Lachlan Skipworth’s Clarinet Quintet: The eternal (2016) was selected as the official Australian work this year. From Western Australia, Skipworth is a composer who is definitely on the rise. He spent three years studying the shakuhachi in Japan and in 2014 won the $25,000 Paul Lowin Orchestral Prize for his Concerto for Clarinet and Orchestra. He describes his Clarinet Quintet as “a dystopian response to our current time through the deep sadness of its harmonic language and its drawn out melodic lines”. The work was performed by WolfGANG, a collective of musicians from Canada’s National Arts Centre Orchestra in Ottawa.

This is the second time Skipworth has been represented at ISCM World New Music Days – his saxophone quartet Dark Nebulae was performed in 2015 in Slovenia – and it promises to build on his already well-established profile.
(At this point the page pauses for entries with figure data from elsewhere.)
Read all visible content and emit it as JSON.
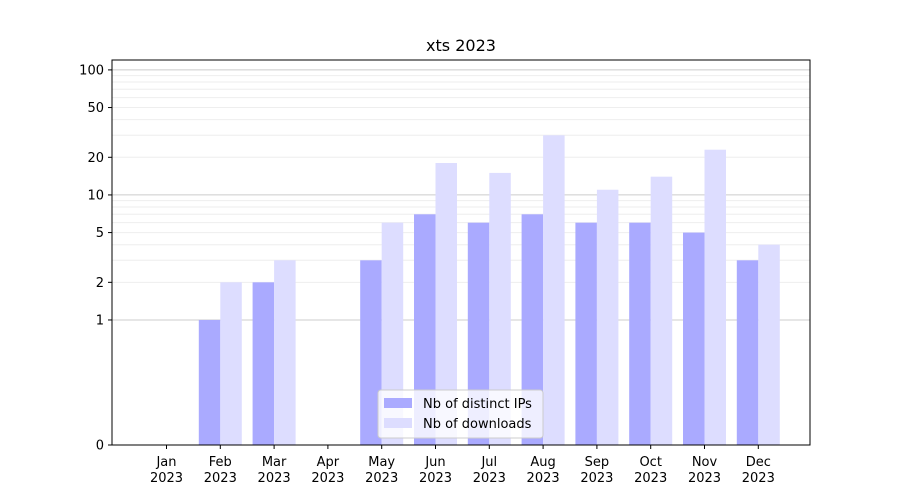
{
  "chart_data": {
    "type": "bar",
    "title": "xts 2023",
    "xlabel": "",
    "ylabel": "",
    "y_scale": "symlog",
    "ylim": [
      0,
      120
    ],
    "y_ticks": [
      0,
      1,
      2,
      5,
      10,
      20,
      50,
      100
    ],
    "grid": "horizontal",
    "legend_position": "lower center",
    "categories": [
      "Jan\n2023",
      "Feb\n2023",
      "Mar\n2023",
      "Apr\n2023",
      "May\n2023",
      "Jun\n2023",
      "Jul\n2023",
      "Aug\n2023",
      "Sep\n2023",
      "Oct\n2023",
      "Nov\n2023",
      "Dec\n2023"
    ],
    "series": [
      {
        "name": "Nb of distinct IPs",
        "color": "#aaaaff",
        "values": [
          0,
          1,
          2,
          0,
          3,
          7,
          6,
          7,
          6,
          6,
          5,
          3
        ]
      },
      {
        "name": "Nb of downloads",
        "color": "#ddddff",
        "values": [
          0,
          2,
          3,
          0,
          6,
          18,
          15,
          30,
          11,
          14,
          23,
          4
        ]
      }
    ]
  }
}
As Davis points out, “For any composer whose work is performed, the potential for something more to evolve from that is amplified because of the delegates from many countries in attendance.”

Over the years, ISCM festivals have brought international recognition to many Australian composers. “Liza Lim attributes the start of her international career to the Arditti Quartet’s performance of her work at the ISCM festival in Hong Kong in 1988. David Chisholm had a performance of an orchestral work in Sweden in 2009 which contributed to developing his international networks,” explains Davis.
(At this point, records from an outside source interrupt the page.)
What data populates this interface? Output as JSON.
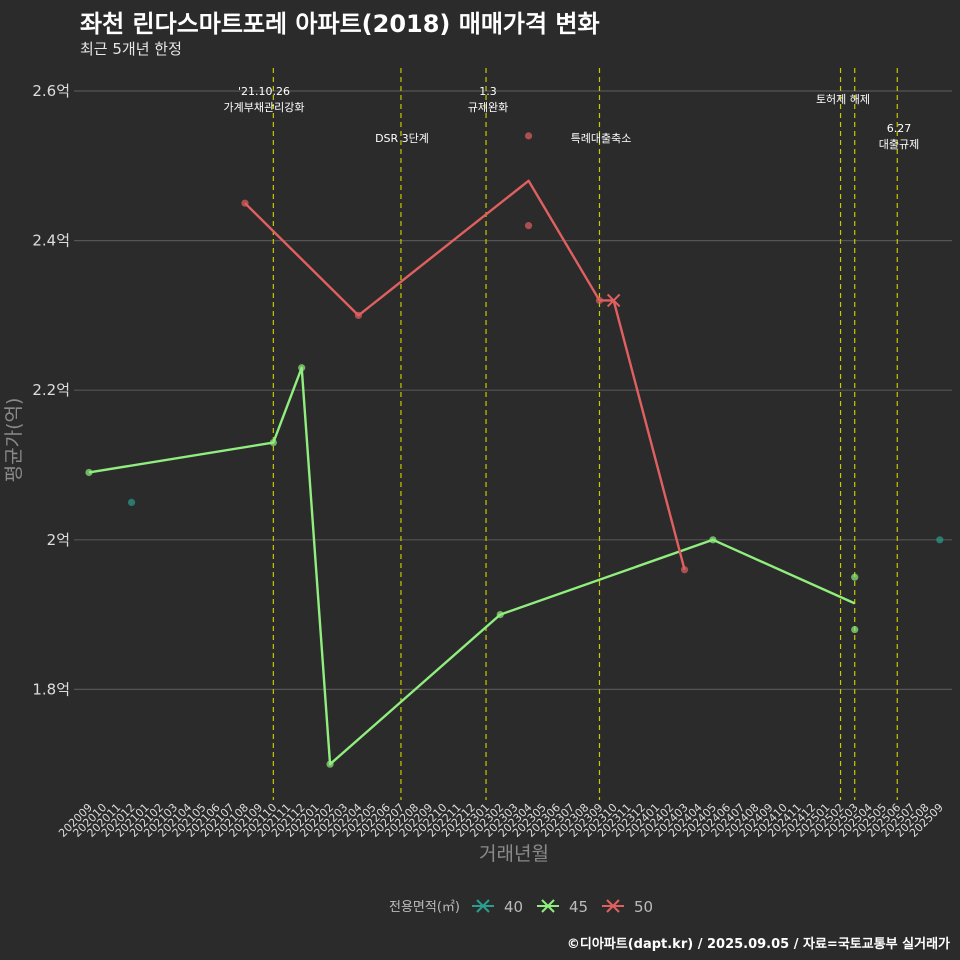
{
  "title": "좌천 린다스마트포레 아파트(2018) 매매가격 변화",
  "subtitle": "최근 5개년 한정",
  "caption": "©디아파트(dapt.kr) / 2025.09.05 / 자료=국토교통부 실거래가",
  "colors": {
    "background": "#2b2b2b",
    "grid": "#555555",
    "event_line": "#c8c800",
    "series_40": "#2a9d8f",
    "series_45": "#90ee7e",
    "series_50": "#e06060"
  },
  "chart_data": {
    "type": "line",
    "xlabel": "거래년월",
    "ylabel": "평균가(억)",
    "ylim": [
      1.66,
      2.64
    ],
    "yticks": [
      {
        "value": 1.8,
        "label": "1.8억"
      },
      {
        "value": 2.0,
        "label": "2억"
      },
      {
        "value": 2.2,
        "label": "2.2억"
      },
      {
        "value": 2.4,
        "label": "2.4억"
      },
      {
        "value": 2.6,
        "label": "2.6억"
      }
    ],
    "categories": [
      "202009",
      "202010",
      "202011",
      "202012",
      "202101",
      "202102",
      "202103",
      "202104",
      "202105",
      "202106",
      "202107",
      "202108",
      "202109",
      "202110",
      "202111",
      "202112",
      "202201",
      "202202",
      "202203",
      "202204",
      "202205",
      "202206",
      "202207",
      "202208",
      "202209",
      "202210",
      "202211",
      "202212",
      "202301",
      "202302",
      "202303",
      "202304",
      "202305",
      "202306",
      "202307",
      "202308",
      "202309",
      "202310",
      "202311",
      "202312",
      "202401",
      "202402",
      "202403",
      "202404",
      "202405",
      "202406",
      "202407",
      "202408",
      "202409",
      "202410",
      "202411",
      "202412",
      "202501",
      "202502",
      "202503",
      "202504",
      "202505",
      "202506",
      "202507",
      "202508",
      "202509"
    ],
    "series": [
      {
        "name": "40",
        "color": "#2a9d8f",
        "line": [],
        "points": [
          {
            "x": "202012",
            "y": 2.05
          },
          {
            "x": "202509",
            "y": 2.0
          }
        ]
      },
      {
        "name": "45",
        "color": "#90ee7e",
        "line": [
          {
            "x": "202009",
            "y": 2.09
          },
          {
            "x": "202110",
            "y": 2.13
          },
          {
            "x": "202112",
            "y": 2.23
          },
          {
            "x": "202202",
            "y": 1.7
          },
          {
            "x": "202302",
            "y": 1.9
          },
          {
            "x": "202405",
            "y": 2.0
          },
          {
            "x": "202503",
            "y": 1.915
          }
        ],
        "points": [
          {
            "x": "202009",
            "y": 2.09
          },
          {
            "x": "202110",
            "y": 2.13
          },
          {
            "x": "202112",
            "y": 2.23
          },
          {
            "x": "202202",
            "y": 1.7
          },
          {
            "x": "202302",
            "y": 1.9
          },
          {
            "x": "202405",
            "y": 2.0
          },
          {
            "x": "202503",
            "y": 1.95
          },
          {
            "x": "202503",
            "y": 1.88
          }
        ]
      },
      {
        "name": "50",
        "color": "#e06060",
        "line": [
          {
            "x": "202108",
            "y": 2.45
          },
          {
            "x": "202204",
            "y": 2.3
          },
          {
            "x": "202304",
            "y": 2.48
          },
          {
            "x": "202309",
            "y": 2.32
          },
          {
            "x": "202310",
            "y": 2.32
          },
          {
            "x": "202403",
            "y": 1.96
          }
        ],
        "points": [
          {
            "x": "202108",
            "y": 2.45
          },
          {
            "x": "202204",
            "y": 2.3
          },
          {
            "x": "202304",
            "y": 2.54
          },
          {
            "x": "202304",
            "y": 2.42
          },
          {
            "x": "202309",
            "y": 2.32
          },
          {
            "x": "202403",
            "y": 1.96
          }
        ],
        "cross_markers": [
          {
            "x": "202310",
            "y": 2.32
          }
        ]
      }
    ],
    "events": [
      {
        "x": "202110",
        "label": "'21.10.26\n가계부채관리강화"
      },
      {
        "x": "202207",
        "label": "DSR 3단계"
      },
      {
        "x": "202301",
        "label": "1.3\n규제완화"
      },
      {
        "x": "202309",
        "label": "특례대출축소"
      },
      {
        "x": "202502",
        "label": "토허제 해제"
      },
      {
        "x": "202503",
        "label": ""
      },
      {
        "x": "202506",
        "label": "6.27\n대출규제"
      }
    ],
    "legend": {
      "title": "전용면적(㎡)",
      "position": "bottom",
      "items": [
        "40",
        "45",
        "50"
      ]
    }
  }
}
“These are just a few examples, but any composers who have works performed at ISCM festivals have the opportunity to connect with other delegates, performing ensembles, develop relationships and networks. The recordings of performances broadcast and disseminated in various ways in many countries, and this all translates into attention, and further opportunities.”

It is a credit to five further Australian composers that they had works selected for this year’s ISCM. All were entered onto the ISCM database, making them known to ISCM members and concert programmers worldwide. In the orchestral category was Cathy Milliken’s Pingvellir from her Earth plays series of sound pictures; this won Orchestral Work of the Year at last year’s APRA AMCOS Art Music Awards. In other categories were Joshua Hyde’s Interface for amplified piano and video, Kate Neal’s What hath II (2012) for percussion quartet, Rosalind Page’s Nous sommes embarques (2011) for string quartet, and Samuel Smith’s Threaded through meridians for mixed sextet.
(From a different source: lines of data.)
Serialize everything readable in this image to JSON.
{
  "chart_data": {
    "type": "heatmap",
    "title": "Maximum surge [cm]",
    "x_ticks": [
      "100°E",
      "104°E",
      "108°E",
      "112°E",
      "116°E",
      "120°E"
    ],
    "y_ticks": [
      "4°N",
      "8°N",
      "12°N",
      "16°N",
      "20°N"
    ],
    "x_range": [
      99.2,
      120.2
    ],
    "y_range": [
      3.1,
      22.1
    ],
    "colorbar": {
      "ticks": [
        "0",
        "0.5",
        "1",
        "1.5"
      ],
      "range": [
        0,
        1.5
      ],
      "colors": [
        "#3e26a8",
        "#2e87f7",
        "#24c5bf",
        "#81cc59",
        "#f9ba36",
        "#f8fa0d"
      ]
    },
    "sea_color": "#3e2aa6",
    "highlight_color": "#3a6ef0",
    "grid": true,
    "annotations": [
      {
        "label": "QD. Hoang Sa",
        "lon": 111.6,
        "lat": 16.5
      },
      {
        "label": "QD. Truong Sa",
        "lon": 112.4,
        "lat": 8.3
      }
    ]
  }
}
Australia’s involvement in the ISCM is longstanding. Percy Grainger’s Molly on the Shore was included in its first festival programme in 1922. Peggy Glanville-Hicks was represented twice, with her Choral Suite in 1938 and Concertino da Camera performed in 1948. Peter Sculthorpe’s Piano Sonatine was performed in 1955. Later on Australia’s membership of ISCM lapsed, but in 1961 it was reactivated by the University of Sydney’s Music Department and state chapters were soon established. Richard Meale was Australia’s most represented composer thereafter at ISCM festivals, with performances of his Flute Sonata in 1963, Incredible Floridas in 1971, his first String Quartet in 1976, and Three Miro Pieces in 2005.

The Australian Music Centre “inherited” Australia’s representation on ISCM around 1993, and has maintained our active membership ever since. In this time and going right back to the 1960s, Davis says debates have emerged within ISCM about the shape of its festivals and whether they should be curated or follow an open programming approach that showcases what composers around the world are doing. “The showcase model currently prevails, thankfully, as diversity can be appropriately embraced and celebrated,” he says.

Australia last hosted the ISCM in 2010 in Sydney, and next year it goes to New Zealand. Davis says Australia will be attached to that event in some capacity – “but we don’t want to get in the way of what will be a very special edition there.” When will it come around again to this country? “Hosting a festival requires enormous resources and long-term planning,” he says, “so with the ISCM centenary year coming up in 2022, and some fierce competition developing behind the scenes, you never know what bids will emerge!”


Graham Strahle writes for Music Australia and is Adelaide music critic for The Australian.